The main opposition party in Germany wants Berlin to name a street or square after the president who stood up to the Soviet Union when the city was divided, calling on Mikhail Gorbachev to “tear down this wall.”


President Reagan in front of Berlin’s Brandenburg Gate, June 12, 1987.

President Ronald Reagan, who died Saturday, left office in 1989, just prior to the fall of communism and the Berlin Wall that year and the reunification of Germany one year later.

“We should recognize his commitment to unification through a square or street near the Brandenburg Gate to be named after him,” Christian Democrat General Secretary Laurenz Meyer told the German daily Bild Zeitung.

In a speech in front of the wall in 1987, Reagan declared to the people of Eastern Europe, “Es gibt nur ein Berlin.” [There is only one Berlin], evoking memories of President Kennedy’s famous use of German when JFK attempted to say “I am a Berliner.”

Later, in the presence of former Christian Democrat German Chancellor Helmut Kohl and a worldwide audience, President Reagan directed his memorable words to the Soviet leader, “General Secretary Gorbachev, if you seek peace, if you seek prosperity for the Soviet Union and Eastern Europe, if you seek liberalization: Come here to this gate!

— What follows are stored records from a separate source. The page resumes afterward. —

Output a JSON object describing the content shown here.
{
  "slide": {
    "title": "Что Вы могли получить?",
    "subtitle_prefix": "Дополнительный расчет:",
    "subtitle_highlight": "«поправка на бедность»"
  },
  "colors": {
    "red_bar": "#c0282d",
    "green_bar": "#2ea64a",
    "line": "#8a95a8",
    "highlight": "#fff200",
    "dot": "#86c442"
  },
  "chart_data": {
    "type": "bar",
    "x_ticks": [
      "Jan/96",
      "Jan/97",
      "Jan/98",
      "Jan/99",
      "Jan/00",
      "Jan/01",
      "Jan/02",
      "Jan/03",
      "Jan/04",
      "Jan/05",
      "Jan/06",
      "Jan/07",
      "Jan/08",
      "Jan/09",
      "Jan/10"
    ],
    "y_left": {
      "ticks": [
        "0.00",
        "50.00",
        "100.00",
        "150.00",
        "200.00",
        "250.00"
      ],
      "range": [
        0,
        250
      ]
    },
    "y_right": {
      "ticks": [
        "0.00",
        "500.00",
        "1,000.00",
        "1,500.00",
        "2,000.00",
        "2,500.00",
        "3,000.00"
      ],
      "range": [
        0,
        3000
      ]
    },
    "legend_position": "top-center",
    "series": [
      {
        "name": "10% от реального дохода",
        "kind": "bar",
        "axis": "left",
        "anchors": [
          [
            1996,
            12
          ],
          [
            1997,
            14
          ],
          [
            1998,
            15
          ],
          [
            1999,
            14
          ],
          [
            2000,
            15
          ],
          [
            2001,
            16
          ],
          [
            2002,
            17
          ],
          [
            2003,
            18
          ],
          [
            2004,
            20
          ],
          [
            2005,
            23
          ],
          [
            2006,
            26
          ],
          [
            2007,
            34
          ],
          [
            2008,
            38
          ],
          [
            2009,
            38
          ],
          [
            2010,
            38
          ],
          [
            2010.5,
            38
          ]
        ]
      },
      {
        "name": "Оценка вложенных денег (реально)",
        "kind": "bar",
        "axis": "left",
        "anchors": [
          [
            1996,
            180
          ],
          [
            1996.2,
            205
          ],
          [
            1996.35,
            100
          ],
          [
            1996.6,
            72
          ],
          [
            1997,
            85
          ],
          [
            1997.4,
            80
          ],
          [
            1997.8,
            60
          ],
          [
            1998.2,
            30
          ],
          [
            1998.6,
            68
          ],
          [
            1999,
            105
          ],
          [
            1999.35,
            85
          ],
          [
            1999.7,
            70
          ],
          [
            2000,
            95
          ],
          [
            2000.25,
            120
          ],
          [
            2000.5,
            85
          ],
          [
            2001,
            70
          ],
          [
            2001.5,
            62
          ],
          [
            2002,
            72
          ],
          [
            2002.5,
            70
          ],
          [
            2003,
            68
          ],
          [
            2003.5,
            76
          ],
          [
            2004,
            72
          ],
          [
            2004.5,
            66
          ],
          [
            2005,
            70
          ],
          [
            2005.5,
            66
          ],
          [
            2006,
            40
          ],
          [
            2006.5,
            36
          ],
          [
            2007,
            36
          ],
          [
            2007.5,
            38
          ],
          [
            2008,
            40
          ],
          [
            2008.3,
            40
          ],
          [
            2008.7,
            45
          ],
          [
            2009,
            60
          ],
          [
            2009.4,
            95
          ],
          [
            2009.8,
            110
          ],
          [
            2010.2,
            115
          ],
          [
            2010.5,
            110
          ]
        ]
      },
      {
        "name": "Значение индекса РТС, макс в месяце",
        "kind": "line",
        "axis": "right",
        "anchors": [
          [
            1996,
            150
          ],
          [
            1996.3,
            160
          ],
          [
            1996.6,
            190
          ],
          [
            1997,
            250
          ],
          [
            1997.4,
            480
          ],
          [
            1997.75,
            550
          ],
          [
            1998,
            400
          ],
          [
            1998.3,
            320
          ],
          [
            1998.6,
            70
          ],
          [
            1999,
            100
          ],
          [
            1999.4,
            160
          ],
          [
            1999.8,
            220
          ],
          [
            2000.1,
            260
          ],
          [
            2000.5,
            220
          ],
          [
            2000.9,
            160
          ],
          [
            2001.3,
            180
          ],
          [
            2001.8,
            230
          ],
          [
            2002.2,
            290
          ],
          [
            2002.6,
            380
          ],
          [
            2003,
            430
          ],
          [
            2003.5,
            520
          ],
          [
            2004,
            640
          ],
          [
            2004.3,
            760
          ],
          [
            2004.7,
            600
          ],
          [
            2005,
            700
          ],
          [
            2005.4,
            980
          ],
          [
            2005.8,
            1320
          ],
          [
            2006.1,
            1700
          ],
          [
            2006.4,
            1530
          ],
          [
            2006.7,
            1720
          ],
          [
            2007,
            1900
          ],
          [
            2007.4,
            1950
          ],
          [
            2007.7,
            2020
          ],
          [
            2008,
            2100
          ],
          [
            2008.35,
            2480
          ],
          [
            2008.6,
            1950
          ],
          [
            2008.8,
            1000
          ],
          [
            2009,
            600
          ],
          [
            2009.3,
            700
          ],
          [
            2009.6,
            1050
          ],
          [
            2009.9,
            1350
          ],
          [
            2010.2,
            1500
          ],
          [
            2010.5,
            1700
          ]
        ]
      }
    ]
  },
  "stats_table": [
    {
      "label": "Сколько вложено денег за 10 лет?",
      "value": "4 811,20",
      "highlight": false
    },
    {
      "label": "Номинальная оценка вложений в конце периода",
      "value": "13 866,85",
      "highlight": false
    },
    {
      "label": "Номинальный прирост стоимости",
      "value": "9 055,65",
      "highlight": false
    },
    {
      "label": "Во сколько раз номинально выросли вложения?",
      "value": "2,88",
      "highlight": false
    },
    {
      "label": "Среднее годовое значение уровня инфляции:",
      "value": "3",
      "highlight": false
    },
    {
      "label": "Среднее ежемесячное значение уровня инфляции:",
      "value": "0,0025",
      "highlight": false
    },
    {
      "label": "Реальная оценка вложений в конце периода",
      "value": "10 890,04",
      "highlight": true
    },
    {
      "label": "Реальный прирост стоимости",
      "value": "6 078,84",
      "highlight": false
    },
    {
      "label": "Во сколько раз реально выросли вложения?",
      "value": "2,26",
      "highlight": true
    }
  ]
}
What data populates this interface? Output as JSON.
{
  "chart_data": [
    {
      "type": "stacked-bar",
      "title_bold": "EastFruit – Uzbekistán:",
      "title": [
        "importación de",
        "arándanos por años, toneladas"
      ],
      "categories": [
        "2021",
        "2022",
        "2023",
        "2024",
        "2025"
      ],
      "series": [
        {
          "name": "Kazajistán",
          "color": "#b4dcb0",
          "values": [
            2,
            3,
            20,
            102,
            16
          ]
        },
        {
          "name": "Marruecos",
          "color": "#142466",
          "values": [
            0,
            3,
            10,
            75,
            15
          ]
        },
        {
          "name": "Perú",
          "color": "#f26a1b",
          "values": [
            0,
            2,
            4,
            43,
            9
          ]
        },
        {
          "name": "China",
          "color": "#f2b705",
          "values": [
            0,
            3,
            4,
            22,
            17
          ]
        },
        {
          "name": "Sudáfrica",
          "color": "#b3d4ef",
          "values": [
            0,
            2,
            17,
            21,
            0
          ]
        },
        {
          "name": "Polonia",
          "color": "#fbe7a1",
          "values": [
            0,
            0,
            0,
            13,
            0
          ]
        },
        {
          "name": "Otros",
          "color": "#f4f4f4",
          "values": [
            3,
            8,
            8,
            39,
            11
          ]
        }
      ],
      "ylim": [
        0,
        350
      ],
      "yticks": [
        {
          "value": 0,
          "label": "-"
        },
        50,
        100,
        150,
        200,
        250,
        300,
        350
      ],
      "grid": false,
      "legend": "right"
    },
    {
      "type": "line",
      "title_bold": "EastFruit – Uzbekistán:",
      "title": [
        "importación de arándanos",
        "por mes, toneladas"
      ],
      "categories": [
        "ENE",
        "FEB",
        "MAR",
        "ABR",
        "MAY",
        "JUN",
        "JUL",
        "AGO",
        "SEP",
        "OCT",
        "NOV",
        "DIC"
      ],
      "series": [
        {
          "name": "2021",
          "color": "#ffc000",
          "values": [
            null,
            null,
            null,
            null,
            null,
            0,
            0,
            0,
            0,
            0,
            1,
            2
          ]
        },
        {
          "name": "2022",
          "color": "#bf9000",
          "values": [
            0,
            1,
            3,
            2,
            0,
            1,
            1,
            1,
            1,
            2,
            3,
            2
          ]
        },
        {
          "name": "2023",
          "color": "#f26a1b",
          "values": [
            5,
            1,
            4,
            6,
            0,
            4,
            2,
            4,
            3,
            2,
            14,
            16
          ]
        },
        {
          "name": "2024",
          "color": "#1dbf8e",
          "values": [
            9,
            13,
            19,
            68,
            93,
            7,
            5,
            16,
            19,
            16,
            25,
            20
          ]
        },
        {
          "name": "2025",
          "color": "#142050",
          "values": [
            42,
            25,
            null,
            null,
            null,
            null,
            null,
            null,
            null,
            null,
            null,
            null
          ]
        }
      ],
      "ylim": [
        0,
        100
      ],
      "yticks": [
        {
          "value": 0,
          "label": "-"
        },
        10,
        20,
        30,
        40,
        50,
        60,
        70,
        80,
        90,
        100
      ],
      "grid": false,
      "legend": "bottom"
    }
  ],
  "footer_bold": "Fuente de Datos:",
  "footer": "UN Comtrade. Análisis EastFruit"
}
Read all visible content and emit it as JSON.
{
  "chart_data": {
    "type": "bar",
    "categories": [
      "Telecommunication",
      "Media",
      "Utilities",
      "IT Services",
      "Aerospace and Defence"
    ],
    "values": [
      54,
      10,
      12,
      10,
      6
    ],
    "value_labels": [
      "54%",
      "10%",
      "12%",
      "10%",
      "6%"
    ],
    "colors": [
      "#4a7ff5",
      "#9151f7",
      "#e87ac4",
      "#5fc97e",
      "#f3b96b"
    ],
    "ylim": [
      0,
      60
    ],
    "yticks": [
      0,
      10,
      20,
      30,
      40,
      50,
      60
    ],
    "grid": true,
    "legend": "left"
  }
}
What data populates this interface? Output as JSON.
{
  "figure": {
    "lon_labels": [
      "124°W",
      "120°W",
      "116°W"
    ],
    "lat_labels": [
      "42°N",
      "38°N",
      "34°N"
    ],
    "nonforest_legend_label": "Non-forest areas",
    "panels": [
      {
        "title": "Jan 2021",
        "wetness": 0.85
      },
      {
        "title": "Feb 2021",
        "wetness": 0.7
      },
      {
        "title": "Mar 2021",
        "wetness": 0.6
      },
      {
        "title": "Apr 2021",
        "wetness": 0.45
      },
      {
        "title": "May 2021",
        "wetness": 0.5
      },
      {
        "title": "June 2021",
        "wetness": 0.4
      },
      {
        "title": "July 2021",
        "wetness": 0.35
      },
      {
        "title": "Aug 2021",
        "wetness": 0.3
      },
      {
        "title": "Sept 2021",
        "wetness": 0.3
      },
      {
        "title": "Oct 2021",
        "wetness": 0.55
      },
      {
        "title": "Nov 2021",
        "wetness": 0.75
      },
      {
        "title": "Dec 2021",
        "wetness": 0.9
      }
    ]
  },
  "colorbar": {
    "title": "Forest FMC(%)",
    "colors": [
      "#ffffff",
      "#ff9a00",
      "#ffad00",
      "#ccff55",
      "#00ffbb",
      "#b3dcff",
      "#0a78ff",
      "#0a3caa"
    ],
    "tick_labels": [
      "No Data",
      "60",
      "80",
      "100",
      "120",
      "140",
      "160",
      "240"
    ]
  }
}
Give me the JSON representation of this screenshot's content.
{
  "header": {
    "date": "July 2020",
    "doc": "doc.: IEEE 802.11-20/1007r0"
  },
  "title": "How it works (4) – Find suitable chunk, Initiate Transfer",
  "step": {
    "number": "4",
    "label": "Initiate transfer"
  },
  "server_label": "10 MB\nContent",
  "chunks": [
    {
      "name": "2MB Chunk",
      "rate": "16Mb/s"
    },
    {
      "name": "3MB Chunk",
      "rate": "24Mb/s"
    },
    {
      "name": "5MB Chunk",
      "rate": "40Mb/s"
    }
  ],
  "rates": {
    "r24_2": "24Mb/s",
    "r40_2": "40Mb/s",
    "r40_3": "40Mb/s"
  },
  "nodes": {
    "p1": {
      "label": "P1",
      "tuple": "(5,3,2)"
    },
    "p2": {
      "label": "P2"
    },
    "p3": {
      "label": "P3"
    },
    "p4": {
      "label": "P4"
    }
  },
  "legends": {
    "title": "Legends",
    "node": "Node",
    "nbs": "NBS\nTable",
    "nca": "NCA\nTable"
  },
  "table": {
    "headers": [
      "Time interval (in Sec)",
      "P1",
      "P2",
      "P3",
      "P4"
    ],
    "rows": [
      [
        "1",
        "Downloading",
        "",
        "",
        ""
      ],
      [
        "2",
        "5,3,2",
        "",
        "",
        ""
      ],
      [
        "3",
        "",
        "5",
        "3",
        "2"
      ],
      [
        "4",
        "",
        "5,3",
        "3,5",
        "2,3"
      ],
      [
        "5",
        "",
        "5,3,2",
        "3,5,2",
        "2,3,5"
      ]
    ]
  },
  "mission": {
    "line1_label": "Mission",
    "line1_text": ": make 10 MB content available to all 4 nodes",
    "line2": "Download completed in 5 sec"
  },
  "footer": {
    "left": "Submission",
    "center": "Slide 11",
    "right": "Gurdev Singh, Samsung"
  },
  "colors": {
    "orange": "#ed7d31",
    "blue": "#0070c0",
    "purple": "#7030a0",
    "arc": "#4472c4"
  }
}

Mr. Gorbachev, open this gate! Mr. Gorbachev, tear down this wall!”

Commenting after Reagan’s death, Kohl praised him as “a great friend of the Germans” for his role in ending both communism and the Cold War, according to Deutsche Presse-Agentur, the German news agency.

“Ronald Reagan was a man who achieved great things for his country,” Kohl said. “He was a stroke of luck for the world, especially for Europe.”

Chancellor Gerhard Schroeder will attend the state funeral for Reagan Friday in Washington.

Schroeder, who is at the G-8 Summit in Georgia, will come as a gesture of appreciation for Reagan’s commitment to ending the East-West conflict, a spokesman said, declaring the president had “always remained a close friend to Germany.”